Hockenheim. Nello stadio tedesco della F.1 clamorosa doppietta della Mercedes che ha sfatato la locuzione latina “nemo propheta in patria”: 1° Hamilton, 2° Bottas, 3° Raikkonen. Per il campione del mondo è la quarta vittoria stagionale ed é la quarta vittoria sul circuito tedesco con record di Schumacher eguagliato.

Ma è soprattutto una vittoria da 25 punti contro i zero punti di Vettel: Hamilton torna in testa al mondiale con 17 punti di vantaggio mentre tra i Costruttori la Mercedes si è ripresa il primo posto con 8 punti di vantaggio sulla Ferrari. In pratica la situazione si è capovolta e tutto è di nuovo in gioco a dieci gare dal termine del campionato. Già domenica prossima in Ungheria ci sarà una nuova sfida questa volta più difficile dal momento che la Red Bull potrebbe dire la sua.

Sabato dopo le qualifiche che avevano sancito la pole di Vettel e la settima fila per Hamilton tutto sembrava girare a favore del Cavallino con la possibilità per Vettel di dare una stoccata pesante a Hamilton e alla Mercedes. La Formula 1 però non è uno sport che si pratica alla play station, troppe sono le variabili e oggi Vettel ha dovuto fare i conti con tante variabili: Hamilton, il leone ferito, le gomme, il meteo e la possibilità di errori.
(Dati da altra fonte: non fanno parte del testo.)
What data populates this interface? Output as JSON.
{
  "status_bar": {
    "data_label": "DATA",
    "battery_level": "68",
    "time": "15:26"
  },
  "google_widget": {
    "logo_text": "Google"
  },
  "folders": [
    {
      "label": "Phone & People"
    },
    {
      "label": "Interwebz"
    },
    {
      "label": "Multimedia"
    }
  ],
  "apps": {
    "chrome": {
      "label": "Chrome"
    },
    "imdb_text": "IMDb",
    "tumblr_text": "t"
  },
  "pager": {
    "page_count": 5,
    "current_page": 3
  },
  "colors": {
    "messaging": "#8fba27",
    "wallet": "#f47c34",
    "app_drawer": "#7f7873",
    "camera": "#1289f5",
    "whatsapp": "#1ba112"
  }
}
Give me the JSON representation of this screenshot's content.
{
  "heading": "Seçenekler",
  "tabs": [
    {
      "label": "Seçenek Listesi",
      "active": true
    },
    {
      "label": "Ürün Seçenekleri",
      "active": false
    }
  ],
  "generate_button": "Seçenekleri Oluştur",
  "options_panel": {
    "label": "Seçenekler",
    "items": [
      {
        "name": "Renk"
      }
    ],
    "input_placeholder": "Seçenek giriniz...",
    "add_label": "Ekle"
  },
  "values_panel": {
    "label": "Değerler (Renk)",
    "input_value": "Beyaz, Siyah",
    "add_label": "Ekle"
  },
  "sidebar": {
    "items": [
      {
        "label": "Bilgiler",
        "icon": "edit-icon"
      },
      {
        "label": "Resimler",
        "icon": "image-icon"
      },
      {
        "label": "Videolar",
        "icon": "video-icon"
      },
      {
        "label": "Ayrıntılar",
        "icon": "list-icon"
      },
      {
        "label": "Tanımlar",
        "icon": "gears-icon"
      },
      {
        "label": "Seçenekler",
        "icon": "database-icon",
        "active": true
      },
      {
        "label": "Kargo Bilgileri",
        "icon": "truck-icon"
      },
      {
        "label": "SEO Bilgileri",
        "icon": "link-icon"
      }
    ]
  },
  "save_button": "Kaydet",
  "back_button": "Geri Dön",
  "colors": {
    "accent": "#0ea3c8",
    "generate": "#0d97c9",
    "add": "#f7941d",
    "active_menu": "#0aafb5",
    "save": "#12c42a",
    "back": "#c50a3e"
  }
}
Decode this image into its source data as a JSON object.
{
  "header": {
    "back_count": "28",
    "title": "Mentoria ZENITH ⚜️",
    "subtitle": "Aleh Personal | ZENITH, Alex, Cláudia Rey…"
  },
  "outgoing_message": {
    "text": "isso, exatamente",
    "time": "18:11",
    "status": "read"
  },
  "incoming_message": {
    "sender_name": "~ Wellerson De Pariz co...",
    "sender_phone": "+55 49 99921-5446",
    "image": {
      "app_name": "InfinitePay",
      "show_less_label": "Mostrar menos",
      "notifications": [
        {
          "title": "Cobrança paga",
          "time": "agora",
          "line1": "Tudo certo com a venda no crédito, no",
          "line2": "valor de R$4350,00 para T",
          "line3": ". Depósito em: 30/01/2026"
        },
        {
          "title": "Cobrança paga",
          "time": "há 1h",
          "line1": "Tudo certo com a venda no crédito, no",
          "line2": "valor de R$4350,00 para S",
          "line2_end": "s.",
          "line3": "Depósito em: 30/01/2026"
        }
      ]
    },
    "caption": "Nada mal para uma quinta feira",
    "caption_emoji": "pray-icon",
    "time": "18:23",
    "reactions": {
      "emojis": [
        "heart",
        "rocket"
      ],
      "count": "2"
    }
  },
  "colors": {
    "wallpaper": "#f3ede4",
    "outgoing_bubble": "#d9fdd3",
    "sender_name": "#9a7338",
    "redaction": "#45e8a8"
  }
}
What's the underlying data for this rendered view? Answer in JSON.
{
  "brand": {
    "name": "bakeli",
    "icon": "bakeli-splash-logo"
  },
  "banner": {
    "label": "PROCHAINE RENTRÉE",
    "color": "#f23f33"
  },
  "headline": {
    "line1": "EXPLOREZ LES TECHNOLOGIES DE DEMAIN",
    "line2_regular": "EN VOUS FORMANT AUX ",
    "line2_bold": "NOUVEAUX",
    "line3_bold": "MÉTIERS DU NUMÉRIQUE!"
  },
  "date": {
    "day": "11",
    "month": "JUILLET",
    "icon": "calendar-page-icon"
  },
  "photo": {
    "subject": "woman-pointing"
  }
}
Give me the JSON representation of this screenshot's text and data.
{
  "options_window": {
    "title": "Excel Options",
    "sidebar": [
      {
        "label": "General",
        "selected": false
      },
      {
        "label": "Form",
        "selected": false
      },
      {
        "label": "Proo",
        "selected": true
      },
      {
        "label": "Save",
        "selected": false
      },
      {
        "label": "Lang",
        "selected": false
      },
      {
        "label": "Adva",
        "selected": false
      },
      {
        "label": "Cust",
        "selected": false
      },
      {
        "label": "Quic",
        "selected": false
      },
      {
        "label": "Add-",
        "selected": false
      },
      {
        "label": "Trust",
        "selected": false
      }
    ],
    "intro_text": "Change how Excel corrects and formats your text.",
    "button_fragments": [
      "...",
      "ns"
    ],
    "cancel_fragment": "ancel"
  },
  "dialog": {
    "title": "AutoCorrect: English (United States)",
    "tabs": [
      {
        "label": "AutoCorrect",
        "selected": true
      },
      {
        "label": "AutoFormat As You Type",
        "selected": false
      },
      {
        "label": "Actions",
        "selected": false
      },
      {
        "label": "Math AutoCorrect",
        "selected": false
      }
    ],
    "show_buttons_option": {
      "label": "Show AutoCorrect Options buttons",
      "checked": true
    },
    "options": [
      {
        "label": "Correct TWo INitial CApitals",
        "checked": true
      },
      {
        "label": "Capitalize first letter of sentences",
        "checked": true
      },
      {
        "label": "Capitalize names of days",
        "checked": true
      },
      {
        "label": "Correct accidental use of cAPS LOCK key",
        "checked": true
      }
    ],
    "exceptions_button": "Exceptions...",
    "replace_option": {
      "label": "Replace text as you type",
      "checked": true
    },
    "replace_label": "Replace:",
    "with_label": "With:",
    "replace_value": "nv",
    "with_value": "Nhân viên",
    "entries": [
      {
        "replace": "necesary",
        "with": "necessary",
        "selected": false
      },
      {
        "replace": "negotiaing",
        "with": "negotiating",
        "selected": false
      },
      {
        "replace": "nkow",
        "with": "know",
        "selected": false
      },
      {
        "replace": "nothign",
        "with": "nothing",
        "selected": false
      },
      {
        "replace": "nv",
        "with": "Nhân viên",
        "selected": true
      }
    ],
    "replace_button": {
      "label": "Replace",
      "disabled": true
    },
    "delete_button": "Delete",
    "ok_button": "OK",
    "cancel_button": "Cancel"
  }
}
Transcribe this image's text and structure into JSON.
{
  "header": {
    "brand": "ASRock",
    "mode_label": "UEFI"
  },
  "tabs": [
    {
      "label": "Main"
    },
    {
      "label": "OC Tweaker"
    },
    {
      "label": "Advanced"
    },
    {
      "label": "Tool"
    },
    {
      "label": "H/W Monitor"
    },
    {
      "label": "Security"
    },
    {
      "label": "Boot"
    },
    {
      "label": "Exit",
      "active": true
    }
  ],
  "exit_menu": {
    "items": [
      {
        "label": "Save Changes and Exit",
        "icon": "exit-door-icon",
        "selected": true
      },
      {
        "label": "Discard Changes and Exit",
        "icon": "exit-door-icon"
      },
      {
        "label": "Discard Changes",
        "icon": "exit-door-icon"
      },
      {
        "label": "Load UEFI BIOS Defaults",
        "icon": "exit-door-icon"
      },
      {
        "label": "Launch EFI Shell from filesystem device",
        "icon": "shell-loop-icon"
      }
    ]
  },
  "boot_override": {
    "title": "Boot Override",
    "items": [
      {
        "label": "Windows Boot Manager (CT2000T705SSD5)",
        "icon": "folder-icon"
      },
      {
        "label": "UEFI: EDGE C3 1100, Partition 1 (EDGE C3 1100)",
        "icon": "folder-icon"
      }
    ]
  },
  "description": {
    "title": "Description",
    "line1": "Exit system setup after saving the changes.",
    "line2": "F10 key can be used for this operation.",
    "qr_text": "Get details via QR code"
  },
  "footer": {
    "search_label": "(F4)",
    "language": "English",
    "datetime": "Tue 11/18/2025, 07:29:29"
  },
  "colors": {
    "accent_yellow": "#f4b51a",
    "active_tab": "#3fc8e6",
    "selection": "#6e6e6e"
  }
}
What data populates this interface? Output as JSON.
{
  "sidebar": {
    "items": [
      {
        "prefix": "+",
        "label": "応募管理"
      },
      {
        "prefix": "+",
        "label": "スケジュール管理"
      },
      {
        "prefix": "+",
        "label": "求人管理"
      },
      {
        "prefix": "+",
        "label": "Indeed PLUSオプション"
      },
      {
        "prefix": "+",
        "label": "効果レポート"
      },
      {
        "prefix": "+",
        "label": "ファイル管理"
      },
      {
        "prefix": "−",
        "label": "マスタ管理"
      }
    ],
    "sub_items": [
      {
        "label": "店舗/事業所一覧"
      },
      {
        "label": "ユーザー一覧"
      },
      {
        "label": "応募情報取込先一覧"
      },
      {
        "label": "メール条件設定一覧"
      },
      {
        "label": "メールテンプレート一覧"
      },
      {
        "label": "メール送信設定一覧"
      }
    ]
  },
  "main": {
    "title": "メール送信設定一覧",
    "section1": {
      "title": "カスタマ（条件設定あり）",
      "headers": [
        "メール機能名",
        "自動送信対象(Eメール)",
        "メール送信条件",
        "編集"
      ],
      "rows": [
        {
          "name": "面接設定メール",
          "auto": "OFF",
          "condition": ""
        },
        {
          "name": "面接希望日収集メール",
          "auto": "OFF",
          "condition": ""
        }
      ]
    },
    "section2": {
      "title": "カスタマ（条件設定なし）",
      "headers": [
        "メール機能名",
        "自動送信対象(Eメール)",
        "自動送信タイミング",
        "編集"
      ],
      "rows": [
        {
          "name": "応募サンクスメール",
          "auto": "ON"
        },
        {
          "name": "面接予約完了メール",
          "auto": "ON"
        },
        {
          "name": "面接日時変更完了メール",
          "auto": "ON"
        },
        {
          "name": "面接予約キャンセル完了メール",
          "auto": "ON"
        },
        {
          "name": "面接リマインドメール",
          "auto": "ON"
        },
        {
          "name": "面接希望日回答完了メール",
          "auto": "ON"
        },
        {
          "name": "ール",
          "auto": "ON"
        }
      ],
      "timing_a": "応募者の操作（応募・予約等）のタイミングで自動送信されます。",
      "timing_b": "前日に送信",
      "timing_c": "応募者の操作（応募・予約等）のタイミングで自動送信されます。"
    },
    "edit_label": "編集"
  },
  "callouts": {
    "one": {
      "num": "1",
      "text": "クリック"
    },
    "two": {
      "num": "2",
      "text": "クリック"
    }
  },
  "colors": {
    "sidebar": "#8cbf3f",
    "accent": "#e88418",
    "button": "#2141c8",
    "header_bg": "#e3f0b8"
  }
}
Tutti fattori che oggi gli hanno giocato contro eppure l’avvio era stato favorevole dal momento che Bottas non lo aveva infastidito più di tanto e subito c’era un bel buco mentre lontano Hamilton con gomme soft (Vettel aveva ultrasoft) si dibatteva in mezzo a un gruppo di piloti che ne rallentavano la rincorsa e il suo distacco arrivava fino a 25 secondi. Un vantaggio che permetteva ai primi tre di rientrare ai box per il cambio gomme in tranquillità mentre Hamilton, oramai quinto, teneva duro mantenendo un ritmo incredibile sperando nell’arrivo della pioggia e di poter allora cambiare le gomme.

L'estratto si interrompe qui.